The High Court of Delhi, in the case of 2009 (9) TMI 159 - DELHI HIGH COURT, was presided over by A. K. SIKRI and VALMIKI J. MEHTA JJ. The respondent had initially declared an income of Rs. 10.36 crores under the MAT scheme, later revising the return to claim additional depreciation. The Assessing Officer disallowed the claim due to the absence of Form No. 3AA in the original return, which was later reversed by the Commissioner of Income-tax (Appeals) and upheld by the Income-tax Appellate Tribunal. The court concurred that the furnishing of Form No. 3AA was not mandatory.

Additionally, the Assessing Officer disallowed royalty payments to a Korean company as capital expenditure, which was later reversed by the Commissioner of Income-tax (Appeals) and the Income-tax Appellate Tribunal. The court found that the royalty was a revenue expenditure, as per the agreement between the parties. The court emphasized that expenditure is an annual expense depending on the production quantity in the relevant year.

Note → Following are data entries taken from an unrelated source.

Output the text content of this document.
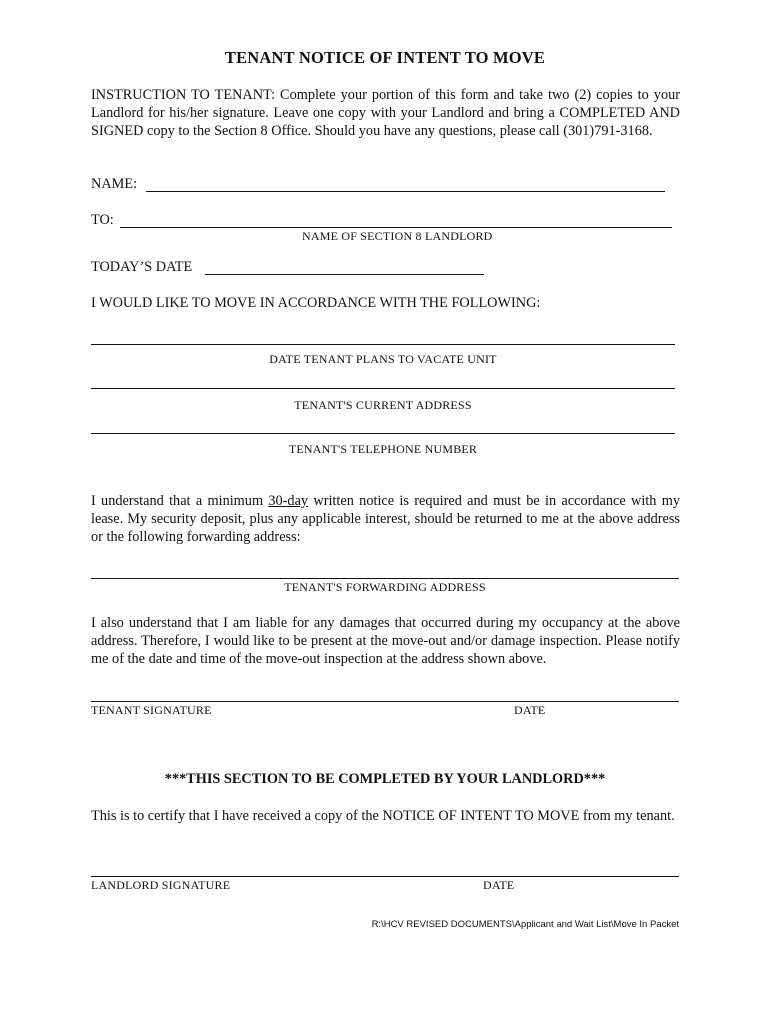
TENANT NOTICE OF INTENT TO MOVE
INSTRUCTION TO TENANT: Complete your portion of this form and take two (2) copies to your Landlord for his/her signature. Leave one copy with your Landlord and bring a COMPLETED AND SIGNED copy to the Section 8 Office. Should you have any questions, please call (301)791-3168.
NAME:
TO:
NAME OF SECTION 8 LANDLORD
TODAY’S DATE
I WOULD LIKE TO MOVE IN ACCORDANCE WITH THE FOLLOWING:
DATE TENANT PLANS TO VACATE UNIT
TENANT'S CURRENT ADDRESS
TENANT'S TELEPHONE NUMBER
I understand that a minimum 30-day written notice is required and must be in accordance with my lease. My security deposit, plus any applicable interest, should be returned to me at the above address or the following forwarding address:
TENANT'S FORWARDING ADDRESS
I also understand that I am liable for any damages that occurred during my occupancy at the above address. Therefore, I would like to be present at the move-out and/or damage inspection. Please notify me of the date and time of the move-out inspection at the address shown above.
TENANT SIGNATURE	DATE
***THIS SECTION TO BE COMPLETED BY YOUR LANDLORD***
This is to certify that I have received a copy of the NOTICE OF INTENT TO MOVE from my tenant.
LANDLORD SIGNATURE	DATE
R:\HCV REVISED DOCUMENTS\Applicant and Wait List\Move In Packet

The judgment referred to CIT v. J. K. Synthetics Ltd. [2009] 309 ITR 371 (Delhi) to determine whether expenditure is capital or revenue. The court analyzed the nature of the technical aid grant and found that the expenditure was of a revenue nature. The Tribunal correctly distinguished the case of Southern Switchgears Ltd. v. CIT [1998] 232 YFR 359, where royalty was treated as capital expenditure due to lump sum payments, unlike the present case where royalty was based on the quantity of goods produced. The court concluded that the judgment was not applicable to the current case.